Annabelle thought it over. Although she’d never been to the Wind Lake Campground, she knew it had both a Victorian bed-and-breakfast and a number of small cottages. “I guess I’d—”

“The cottage for sure,” Heath said. “Apparently Annabelle hasn’t gotten around to mentioning that she ordered me to go with her.”

Annabelle turned to stare at him.

Phoebe’s finger froze in the cake icing. “You’re coming on the retreat?”

Annabelle spotted a small pulse beating at the base of his neck. He loved this. She could expose him with only a few words, but he was an adrenaline junky, and he’d thrown the dice. “I’ve never been able to turn down a bet,” he said. “She thinks I can’t go an entire weekend without my cell.”

“You can barely make it through dinner,” Molly muttered.

“I’ll expect an apology from both of you after I’ve proved exactly how wrong you are.”

Molly’s and Phoebe’s expressions were equally quizzical as they turned to Annabelle. Her wounded pride demanded she punish him. Right now. She deserved her pound of flesh for the cold-blooded way he’d fired her.

An awkward pause fell. He watched her, waited, the pulse at the base of his neck marking the passing seconds.

“He’ll fold.” She forced a smile. “Everybody knows it but him.”

“Interesting.” Molly refrained from saying more, although Annabelle knew she wanted to.

Twenty minutes later, she and Heath were heading back toward the city, the silence in the car as thick as the castle cake’s pink frosting, but not nearly as sweet. He’d done better than she’d expected with the girls. He’d listened respectfully to Hannah’s concerns, and Pippi adored him. Annabelle had been surprised how many times she’d looked over to see him crouched down talking to her.

Heath finally broke the silence. “I’d already made up my mind to rehire you before I heard about the retreat.”

“Oh, I believe you,” she said, using sarcasm to hide her hurt.

“I mean it.”

“Whatever lets you sleep at night.”

“Okay, Annabelle. Unload. Get it all out. Everything you’ve been saving up all afternoon.”
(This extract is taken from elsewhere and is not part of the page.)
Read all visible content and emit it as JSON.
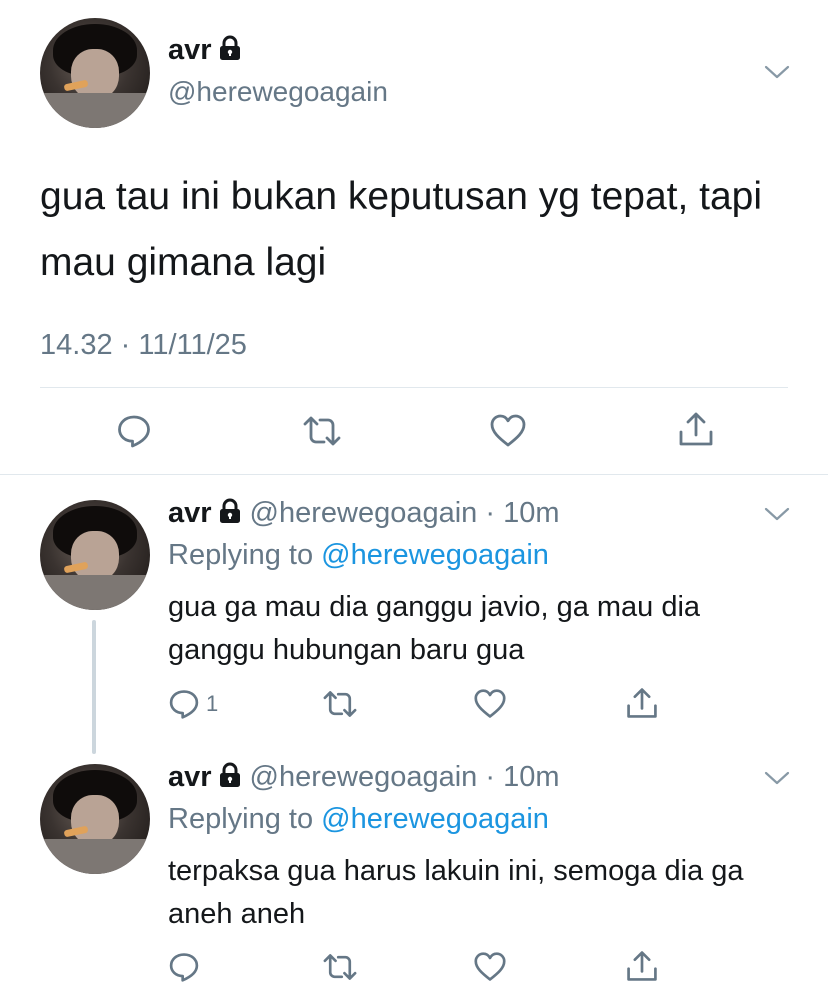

“Unloading is the prerogative of equals. Lowly employees like myself pucker their lips and kiss the sweet spot.”

“You were out of line, and you know it. This thing with Phoebe never gets any better. I thought I might be able to change that.”

“Whatever.”

He shot into the left lane. “Do you want me to bow out? I can call Molly in the morning and tell her that something’s come up. Is that what you want me to do?”

“Like I have any choice if I want to keep you as a client.”

“Okay, let me make it easy for you. Regardless of what you decide, you’re rehired. One way or another, our contract still holds.”

She let him see she wasn’t impressed with his offer. “And I can just imagine how cooperative you’d be if I refused to take you on the retreat.”

“What do you want from me?”

“I want you to be honest. Look me in the eye and admit that you didn’t have the slightest intention of rehiring me until you heard about the retreat.”

“Yeah, you’re right.” He didn’t look her in the eye, but at least he was being honest. “I wasn’t going to forgive you. And you know why? Because I’m a ruthless son of a bitch.”

“Fine. You can come with me.”

 

 

 

A
nnabelle spent the next few days feeling pissy. She tried to chalk her mood up to getting her period, but she wasn’t as good at self-deception as she used to be. Heath’s cold-blooded behavior had left her feeling bruised, betrayed, and just plain mad. One mistake, and he’d written her off. If it weren’t for the Wind Lake retreat, she’d never have seen him again. She was totally expendable, another one of his worker bees.

On Tuesday he left a terse voice message. “Portia has someone she wants me to meet at eight-thirty on Thursday evening. Set me up with one of your introductions at eight so we can kill two birds with one stone.”

Finally, she put the anger where it belonged, on her own shoulders. He wasn’t to blame for those sexual images that wanted to burn themselves into her brain when her guard was down. To him, this was business. She was the one who’d let it become personal, and if she forgot that again, she deserved the consequences.

On Thursday evening before she headed to Sienna’s for the next round of introductions, she met her newest client at Earwax. Ray Fiedler had been referred by a relative of one of Nana’s oldest friends, and Annabelle had sent him on his first date the night before with a Loyola faculty member she’d met during her campus cruising. “We had a nice time and everything,” Ray said after they’d settled around one of Earwax’s wooden tables, which was painted like the wheel of a circus wagon, “but Carole’s not really my physical type.”

“How do you mean?” Annabelle drew her eyes away from the ominous beginnings of his comb-over. She knew the answer, but she wanted to make him say it.

“She’s…I mean, she’s a really nice woman. A lot of people don’t get my jokes. It’s just that I like women who are…more fit.”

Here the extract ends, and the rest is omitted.